Applied Math Seminar- A Reinforcement Learning Framework for Shape Optimal Design of Airfoils Based on the Steady Euler Equations
Date and Time: Friday, September 27, 2024 1:30pm-2:30pm
Speaker: Jingfeng Wang, North Carolina State University
Title: A Reinforcement Learning Framework for Shape Optimal Design of Airfoils Based on the Steady Euler Equations
Place: Zoom Link: https://gwu-edu.zoom.us/j/4092408949
Abstract: In this talk, we will introduce a reinforcement learning framework tailored to solving the shape optimization of airfoils governed by the steady Euler equations. Key challenges include the design of a robust PDE solver, managing geometric deformations based on unstructured meshes during the optimization process, and ensuring the accuracy of nonlinear target functionals.

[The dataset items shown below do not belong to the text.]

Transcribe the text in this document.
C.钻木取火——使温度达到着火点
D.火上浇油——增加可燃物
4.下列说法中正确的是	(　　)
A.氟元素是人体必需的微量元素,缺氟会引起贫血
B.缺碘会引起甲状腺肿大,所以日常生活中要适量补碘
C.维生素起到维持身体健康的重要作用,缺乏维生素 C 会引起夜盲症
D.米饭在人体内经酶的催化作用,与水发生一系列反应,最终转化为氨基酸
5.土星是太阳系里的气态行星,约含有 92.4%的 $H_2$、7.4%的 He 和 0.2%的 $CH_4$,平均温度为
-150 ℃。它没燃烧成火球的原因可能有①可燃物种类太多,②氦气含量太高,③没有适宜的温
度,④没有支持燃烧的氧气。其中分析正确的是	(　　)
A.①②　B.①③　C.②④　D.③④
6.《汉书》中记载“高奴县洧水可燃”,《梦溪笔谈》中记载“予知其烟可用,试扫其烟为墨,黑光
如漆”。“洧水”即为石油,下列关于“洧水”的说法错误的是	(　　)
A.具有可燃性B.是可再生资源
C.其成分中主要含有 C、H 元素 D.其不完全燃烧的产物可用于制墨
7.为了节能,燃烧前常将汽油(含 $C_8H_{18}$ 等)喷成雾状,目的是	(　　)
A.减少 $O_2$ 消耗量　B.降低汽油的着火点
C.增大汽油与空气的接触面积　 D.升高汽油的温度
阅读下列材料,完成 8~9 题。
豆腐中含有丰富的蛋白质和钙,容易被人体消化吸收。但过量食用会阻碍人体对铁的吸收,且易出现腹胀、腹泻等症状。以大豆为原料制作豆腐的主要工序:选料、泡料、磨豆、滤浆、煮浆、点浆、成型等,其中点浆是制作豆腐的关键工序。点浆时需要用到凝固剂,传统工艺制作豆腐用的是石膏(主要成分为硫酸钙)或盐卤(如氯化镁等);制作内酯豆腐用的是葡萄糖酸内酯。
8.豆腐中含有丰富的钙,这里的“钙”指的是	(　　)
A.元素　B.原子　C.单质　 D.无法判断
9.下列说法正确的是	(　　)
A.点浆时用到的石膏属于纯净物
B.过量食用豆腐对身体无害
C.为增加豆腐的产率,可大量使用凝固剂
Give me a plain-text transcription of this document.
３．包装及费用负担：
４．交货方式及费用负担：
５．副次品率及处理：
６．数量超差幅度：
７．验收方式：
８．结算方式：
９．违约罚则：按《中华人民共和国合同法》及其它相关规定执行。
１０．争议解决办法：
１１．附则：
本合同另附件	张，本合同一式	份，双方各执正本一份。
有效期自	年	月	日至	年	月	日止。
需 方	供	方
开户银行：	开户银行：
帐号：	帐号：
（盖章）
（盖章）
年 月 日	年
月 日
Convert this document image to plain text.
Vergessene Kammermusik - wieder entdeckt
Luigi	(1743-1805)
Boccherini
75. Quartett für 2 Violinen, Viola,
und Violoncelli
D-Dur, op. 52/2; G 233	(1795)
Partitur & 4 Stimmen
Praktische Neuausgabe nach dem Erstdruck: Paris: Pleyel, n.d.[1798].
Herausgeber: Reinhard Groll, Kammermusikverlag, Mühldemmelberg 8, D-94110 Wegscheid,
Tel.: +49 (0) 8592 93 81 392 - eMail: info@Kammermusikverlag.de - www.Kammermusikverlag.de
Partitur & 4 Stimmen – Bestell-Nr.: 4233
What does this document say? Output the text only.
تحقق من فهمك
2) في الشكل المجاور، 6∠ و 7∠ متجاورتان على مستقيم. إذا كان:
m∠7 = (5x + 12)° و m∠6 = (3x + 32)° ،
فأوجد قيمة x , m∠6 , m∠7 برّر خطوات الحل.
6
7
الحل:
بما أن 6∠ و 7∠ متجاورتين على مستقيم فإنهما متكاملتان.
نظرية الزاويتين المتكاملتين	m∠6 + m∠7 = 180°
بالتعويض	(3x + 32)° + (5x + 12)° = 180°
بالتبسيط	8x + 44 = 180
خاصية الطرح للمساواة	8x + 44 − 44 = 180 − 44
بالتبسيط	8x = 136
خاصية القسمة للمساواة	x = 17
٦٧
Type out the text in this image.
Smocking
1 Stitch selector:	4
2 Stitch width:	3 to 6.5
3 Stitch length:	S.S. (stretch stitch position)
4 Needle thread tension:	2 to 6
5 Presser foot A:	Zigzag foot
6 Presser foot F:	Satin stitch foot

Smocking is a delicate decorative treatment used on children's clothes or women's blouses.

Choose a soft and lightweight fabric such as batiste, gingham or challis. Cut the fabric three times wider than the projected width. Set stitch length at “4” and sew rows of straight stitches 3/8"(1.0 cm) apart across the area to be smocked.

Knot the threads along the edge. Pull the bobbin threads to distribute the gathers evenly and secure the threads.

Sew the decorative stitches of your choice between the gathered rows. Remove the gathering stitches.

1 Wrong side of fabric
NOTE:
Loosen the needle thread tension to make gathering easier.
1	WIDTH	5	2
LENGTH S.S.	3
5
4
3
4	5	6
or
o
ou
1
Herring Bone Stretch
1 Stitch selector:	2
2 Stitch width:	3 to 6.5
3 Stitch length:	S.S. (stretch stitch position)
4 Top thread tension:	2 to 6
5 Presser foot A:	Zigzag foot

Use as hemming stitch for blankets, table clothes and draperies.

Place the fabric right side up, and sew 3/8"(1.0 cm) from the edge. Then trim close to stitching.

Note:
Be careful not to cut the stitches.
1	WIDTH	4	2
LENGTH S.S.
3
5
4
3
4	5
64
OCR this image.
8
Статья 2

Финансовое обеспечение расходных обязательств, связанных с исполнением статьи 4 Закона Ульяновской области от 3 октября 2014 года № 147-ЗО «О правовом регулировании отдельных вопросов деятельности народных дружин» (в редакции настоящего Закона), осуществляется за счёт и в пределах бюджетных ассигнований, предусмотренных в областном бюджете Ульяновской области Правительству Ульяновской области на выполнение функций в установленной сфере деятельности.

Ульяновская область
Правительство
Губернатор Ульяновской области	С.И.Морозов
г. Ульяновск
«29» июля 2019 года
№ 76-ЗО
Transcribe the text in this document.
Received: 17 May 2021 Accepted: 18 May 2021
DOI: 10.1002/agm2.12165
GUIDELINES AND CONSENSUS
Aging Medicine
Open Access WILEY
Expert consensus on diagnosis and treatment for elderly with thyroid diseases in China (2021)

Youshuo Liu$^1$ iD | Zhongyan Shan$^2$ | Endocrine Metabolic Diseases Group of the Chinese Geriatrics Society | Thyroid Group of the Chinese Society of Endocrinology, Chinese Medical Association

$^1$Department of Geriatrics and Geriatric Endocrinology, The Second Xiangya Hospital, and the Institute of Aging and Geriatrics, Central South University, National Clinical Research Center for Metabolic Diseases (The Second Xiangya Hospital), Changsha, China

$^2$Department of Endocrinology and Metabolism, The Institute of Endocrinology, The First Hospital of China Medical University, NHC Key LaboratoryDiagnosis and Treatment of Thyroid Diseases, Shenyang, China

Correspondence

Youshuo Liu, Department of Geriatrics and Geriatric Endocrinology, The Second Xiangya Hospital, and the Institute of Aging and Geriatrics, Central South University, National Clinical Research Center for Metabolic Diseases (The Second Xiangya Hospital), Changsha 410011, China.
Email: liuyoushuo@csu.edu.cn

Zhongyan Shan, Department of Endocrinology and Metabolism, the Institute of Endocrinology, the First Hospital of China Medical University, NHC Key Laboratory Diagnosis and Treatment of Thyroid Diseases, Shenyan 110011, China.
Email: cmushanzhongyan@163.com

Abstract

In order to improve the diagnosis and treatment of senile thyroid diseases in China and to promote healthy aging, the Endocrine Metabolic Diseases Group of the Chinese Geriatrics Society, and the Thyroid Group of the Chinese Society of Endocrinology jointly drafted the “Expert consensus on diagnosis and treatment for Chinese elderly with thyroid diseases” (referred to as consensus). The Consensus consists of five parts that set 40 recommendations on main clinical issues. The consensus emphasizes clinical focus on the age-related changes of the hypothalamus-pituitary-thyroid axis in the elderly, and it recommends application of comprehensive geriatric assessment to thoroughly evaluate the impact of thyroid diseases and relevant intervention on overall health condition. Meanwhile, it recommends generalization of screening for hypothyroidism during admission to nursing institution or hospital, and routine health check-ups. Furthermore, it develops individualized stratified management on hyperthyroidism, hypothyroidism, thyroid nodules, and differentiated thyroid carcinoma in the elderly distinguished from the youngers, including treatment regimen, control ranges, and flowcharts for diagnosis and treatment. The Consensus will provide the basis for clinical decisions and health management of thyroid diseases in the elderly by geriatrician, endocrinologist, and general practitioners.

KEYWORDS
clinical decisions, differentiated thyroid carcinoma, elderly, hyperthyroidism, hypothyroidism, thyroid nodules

We will start with introducing the concept of dual consistency, a critical factor in developing stable error estimations using the Dual Weighted Residual (DWR) method for goal-oriented mesh adaptivity. To further improve efficiency in dual solution computation, we have developed an automated hybrid solver that integrates Dual Convolutional Neural Networks (Dual-CNNs), enhancing mesh adaptivity while preserving dual consistency. This advanced solver enables the development of a mechanism-driven reinforcement learning framework, specifically designed for airfoil shape optimization. Within the reinforcement learning framework, a generalized approach to solving various target functional optimization problems can be obtained, but making the optimization process more efficient presents new challenges. Besides, we will also explore how DWR-based mesh adaptation can be extended to a multi-mesh framework, enabling the handling of generalized target functionals.